Because your tripod’s legs are adjustable, you can set it up so that it can point straight down at a table or a desk. The table or desk, of course, is where you place your subject (a photograph, a homemade title graphic, an African Dung Beetle or whatever).
With your camcorder secured to the tripod head, extend one of the tripod’s legs to its full length. Next, open up the tripod and position it so that the extended leg touches the floor while the two unextended legs butt right up against the edge of the table.
Those two unextended legs should be perpendicular to the table surface. Now, extend them until they touch the floor. The result is a tripod that looks off balance but is stable nonetheless because it is supported by the table as well as its own legs. Most importantly, the camcorder is in a position to be tilted down and pointed directly at the table’s surface.
Three Legs Become One
A variation of the tripod is a device called a monopod. It’s a tripod-like device, but instead of three legs it has only a single vertical leg. While it cannot stand on its own, it can be moved from location to location very quickly and it still provides a stable shooting platform.
You can use your tripod as a monopod by extending the tripod’s legs but not opening them up. The result is something akin to a staff with a camcorder on top.
To use your monopod, rest the legs of the tripod on the ground while holding the camcorder with both hands. To perform camera moves such as panning and tilting, you can simply lock down the head and pivot the entire support as necessary. When the time comes to change locations or shooting positions, simply move the whole rig. Just pick it up like you’re carrying a royal scepter, and move it to its new location. You need not even stop shooting because setting up your makeshift monopod again is as simple as placing it on the ground.
How Low Can You Go?
All this talk of extending the tripod’s legs can give the impression that tripods are only useful for shooting up high. Not so. They’re equally good at shooting down low.
If you don’t extend the legs at all but still open the tripod, you have a short one-to-two-foot camcorder stand.
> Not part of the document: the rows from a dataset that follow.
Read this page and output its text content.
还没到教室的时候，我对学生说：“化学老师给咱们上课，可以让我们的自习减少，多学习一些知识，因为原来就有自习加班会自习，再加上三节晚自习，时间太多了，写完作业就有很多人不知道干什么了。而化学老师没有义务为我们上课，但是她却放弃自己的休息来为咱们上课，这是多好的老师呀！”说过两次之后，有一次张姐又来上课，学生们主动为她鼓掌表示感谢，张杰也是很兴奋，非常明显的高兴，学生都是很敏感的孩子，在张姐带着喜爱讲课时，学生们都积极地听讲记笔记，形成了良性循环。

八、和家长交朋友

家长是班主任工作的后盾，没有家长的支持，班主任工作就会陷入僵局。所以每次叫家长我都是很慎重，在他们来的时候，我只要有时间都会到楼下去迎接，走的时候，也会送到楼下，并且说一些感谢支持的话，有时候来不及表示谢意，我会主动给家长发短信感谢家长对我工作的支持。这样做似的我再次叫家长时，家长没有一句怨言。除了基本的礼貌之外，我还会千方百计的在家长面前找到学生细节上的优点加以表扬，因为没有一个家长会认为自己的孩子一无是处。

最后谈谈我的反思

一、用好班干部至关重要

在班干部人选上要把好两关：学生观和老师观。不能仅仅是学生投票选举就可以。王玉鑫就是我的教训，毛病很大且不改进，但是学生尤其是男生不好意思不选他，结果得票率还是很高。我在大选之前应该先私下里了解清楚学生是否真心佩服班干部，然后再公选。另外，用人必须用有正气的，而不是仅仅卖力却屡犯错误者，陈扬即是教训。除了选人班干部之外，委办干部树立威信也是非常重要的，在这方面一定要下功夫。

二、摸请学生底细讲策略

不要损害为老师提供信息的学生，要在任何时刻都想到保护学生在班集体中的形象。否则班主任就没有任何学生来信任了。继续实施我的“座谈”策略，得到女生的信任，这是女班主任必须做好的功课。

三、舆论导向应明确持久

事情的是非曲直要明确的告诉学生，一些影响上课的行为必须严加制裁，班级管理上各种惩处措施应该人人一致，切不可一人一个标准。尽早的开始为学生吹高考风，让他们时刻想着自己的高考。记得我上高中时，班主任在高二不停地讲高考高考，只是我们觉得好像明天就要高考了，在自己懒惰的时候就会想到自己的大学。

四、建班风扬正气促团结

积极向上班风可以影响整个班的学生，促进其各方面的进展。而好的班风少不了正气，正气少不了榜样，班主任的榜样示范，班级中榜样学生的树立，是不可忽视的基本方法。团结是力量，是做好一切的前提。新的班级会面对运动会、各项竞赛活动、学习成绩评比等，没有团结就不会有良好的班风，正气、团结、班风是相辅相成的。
Put it on the ground and not only can you shoot things at your feet but you can tilt up and get a shot of tall subjects from a low angle. This technique can be very impressive when shooting very large objects; the extreme low angle makes large objects look even larger. You can also place your shortened tripod in unusual places to get rock solid shots not otherwise available.
There’s no matching the tripod for versatility and usefulness in the world of videography. You will surely find the tripod to be an indispensable part of your toolkit–one you will not want to live without.